Over-active immune reaction

“What got you here, won’t get you there.”

Many a new leader or manager has heard this truism coined by Marshall Goldsmith and have understood it to mean that they will need to up their game and change their approach if they want to succeed as leaders. They are advised to “be more strategic and less tactical,” to zoom out and view the whole system rather than being stuck in the weeds. To delegate more and to empower and motivate others. To set a vision and “bring people along.” Most of them genuinely want to step into this new leadership space and make a larger contribution. But many find it really hard to let go of their old ways.

Because what got them here, got them here. Up until now, their behaviors and habits worked and helped make them successful. Whether they were problem solvers, detail hounds, or perfectionists, their ways of being are part of their professional identity. Such habits are well-established grooves, and any approach to change needs to understand the source and power of these patterns in order to move beyond them and chart a new course.

It’s about fear.

Chances are, many of the very same habits and behaviors that leaders seek to change – like being on top of all the details – has functioned to keep them safe from something they fear. Whether conscious or not (and many of these fears are unconscious) our underlying fears will not easily allow us to dismantle their protections. Bob Kegan and Lisa Lahey use the metaphor of the immune system in their excellent and practical book, Immunity to Change: How to Overcome it and Unlock the Potential in Yourself and Your Organization. As their model recognizes, our habits often arise out of hidden commitments to avoiding something we believe to be a threat. For example, we may earnestly want to “scale up” and delegate more, but if we are committed to perfectionism, we will struggle to empower others.  Or if we are afraid of looking stupid and committed to avoiding it, we will be unlikely to try something new where we risk failure, like proposing a new strategy.

Underlying our hidden commitments are beliefs and assumptions about ourselves and the world that hold us back. One recent client had a deep-seated belief that if he made just one mistake, it would ruin his reputation, no one would trust him ever again, and he’d lose his job. This helped explain his difficulty trusting his team. An exhausted and overwhelmed VP uncovered an unexamined assumption that management wasn’t “real” work, causing her to de-prioritized her management and leadership responsibilities.  An executive who was being told he needed to listen more had a hidden assumption that he needed to prove how smart he was all the time to justify his senior position. In each case, the underlying assumptions triggered a response that was akin to an overactive immune system and prevented them from changing their behaviors or taking even small risks. If you see an existential threat in the slightest loss of control, micro-managing makes all the sense in the world, and you are unlikely to stop micro-managing until you are able to change your assumptions.
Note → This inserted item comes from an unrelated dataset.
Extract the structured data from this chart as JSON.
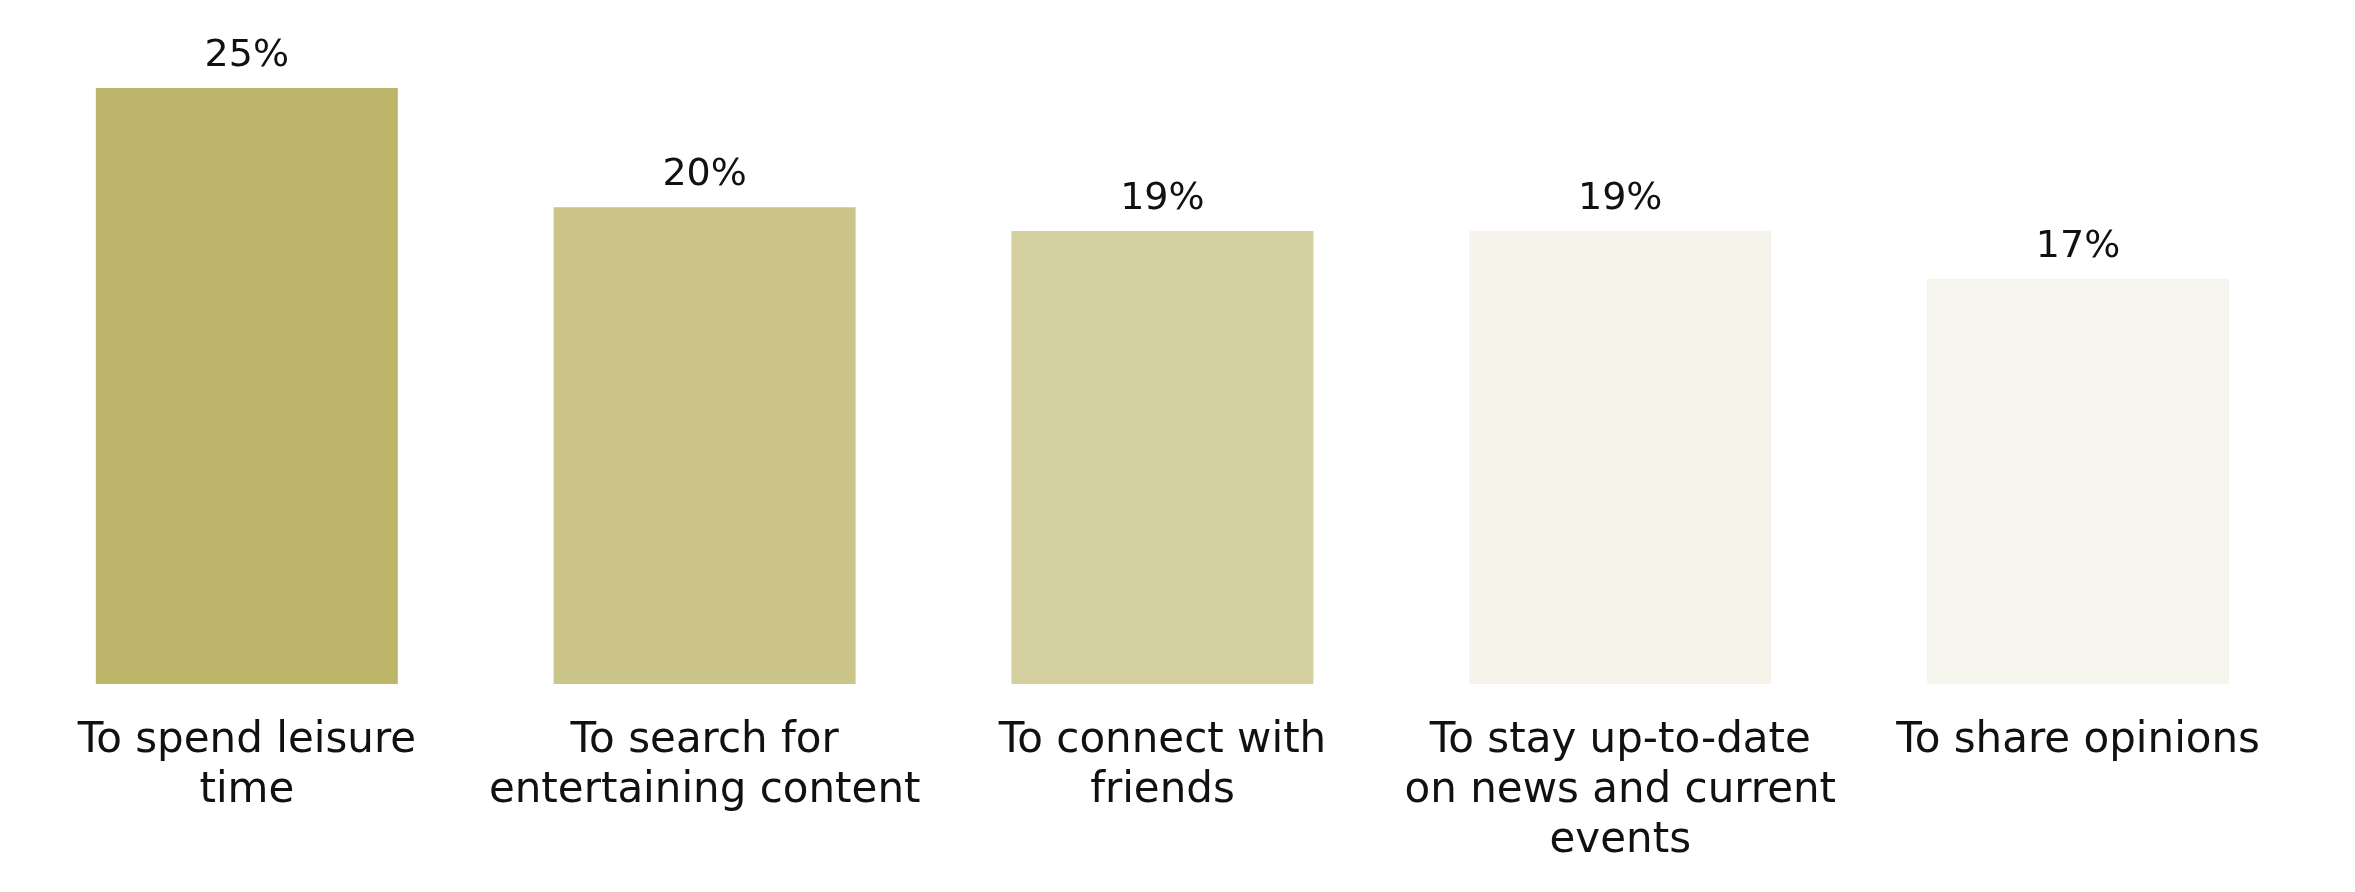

The task in coaching, is not just about the technical change of  adopting a new delegation framework or helping a leader manage his time better to prioritize strategic work. In order to promote sustained change, the coach must help each leader explore his or her hidden commitments and the fears and assumptions that lurk beneath. Once these have been surfaced, the leader is able to challenge these assumptions by experimenting with new behaviors.  It is through de-bunking our big assumptions that we coax our immune system to let down its guard, learn new behaviors and cultivate new habits so that we can be successful in new roles and environments.